В ответ корреспондентка Максимова разъяренной коброй прошипела подполковнику Андрееву, чтобы тот не хамил девушке и не позорил доблестных Российских ВКС, особенно в тот момент, когда на него смотрит сам Константин Симонов, да не наш, из Газпрома (есть такой персонаж), а самый настоящий, из сорок первого года, писатель, поэт и журналист…
– Симонов? – только и спросил подполковник, разом забывший о своем желании спать. – Где?
– А вон тот, – говорю я, – молодой и чернявый, который так смешно кагтавит. Да вы не сомневайтесь, товарищ подполковник, просто ему сейчас нет еще и двадцати шести лет и он еще в самом начале своей карьеры.

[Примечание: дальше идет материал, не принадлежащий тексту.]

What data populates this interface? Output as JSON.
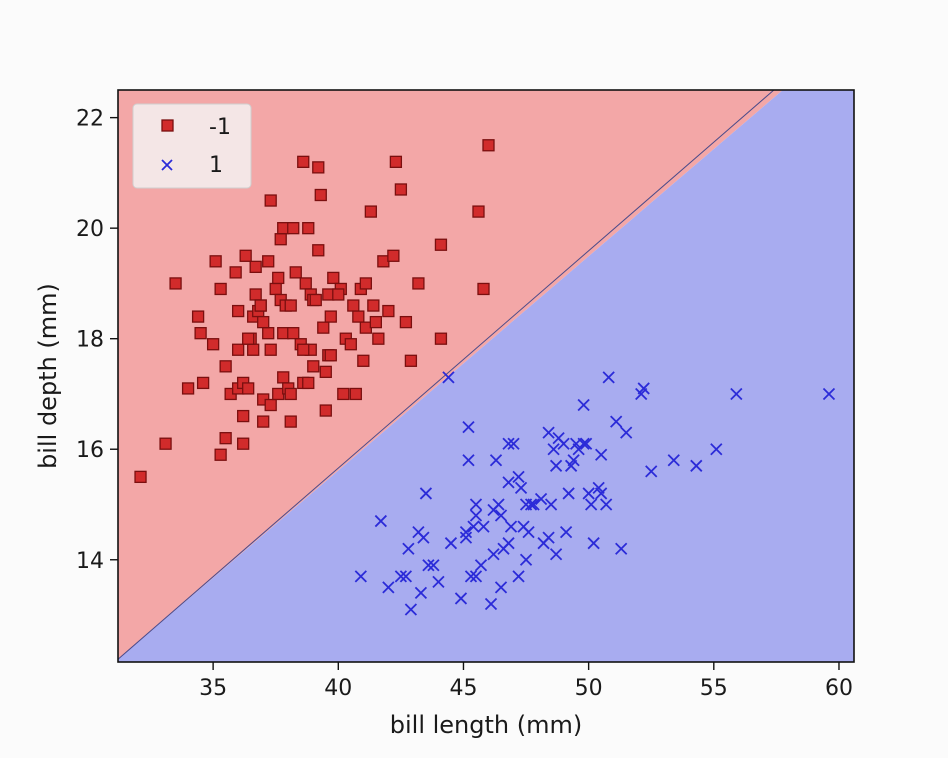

– Это ты, Максимова, в начале своей карьеры, – подколол меня подполковник сменивший гнев на милость, – а Симонов – это цельная глыба таланта. Если он о нас напишет, то мы тебя до конца жизни коньяком поить будем.
– До конца чьей жизни, товарищ подполковник, моей, или вашей? – с ехидцей спросила я и махнула рукой, – Константин Михайлович, идите, пожалуйста, сюда, товарищ подполковник согласен дать вам интервью…
М-да, надо было видеть то, как подполковник Андреев в течение почти полутора часов давал интервью Константину Симонову, рассказывая и показывая все перипетии утренних ударов по моторизованным колоннам немецко-фашистских захватчиков. А наш оператор в это время снимал свой фильм «визит Константина Симонова в Н-ский штурмовой авиаполк ВКС в составе экспедиционной группы войск». Зрителям должно понравиться. Кстати, в процессе этого действа нас покормили обедом, позволили поближе подойти к накрытым масксетями капонирам со стоящими в них «сушками», которые сейчас были буквально облеплены людьми в синих комбинезонах техников.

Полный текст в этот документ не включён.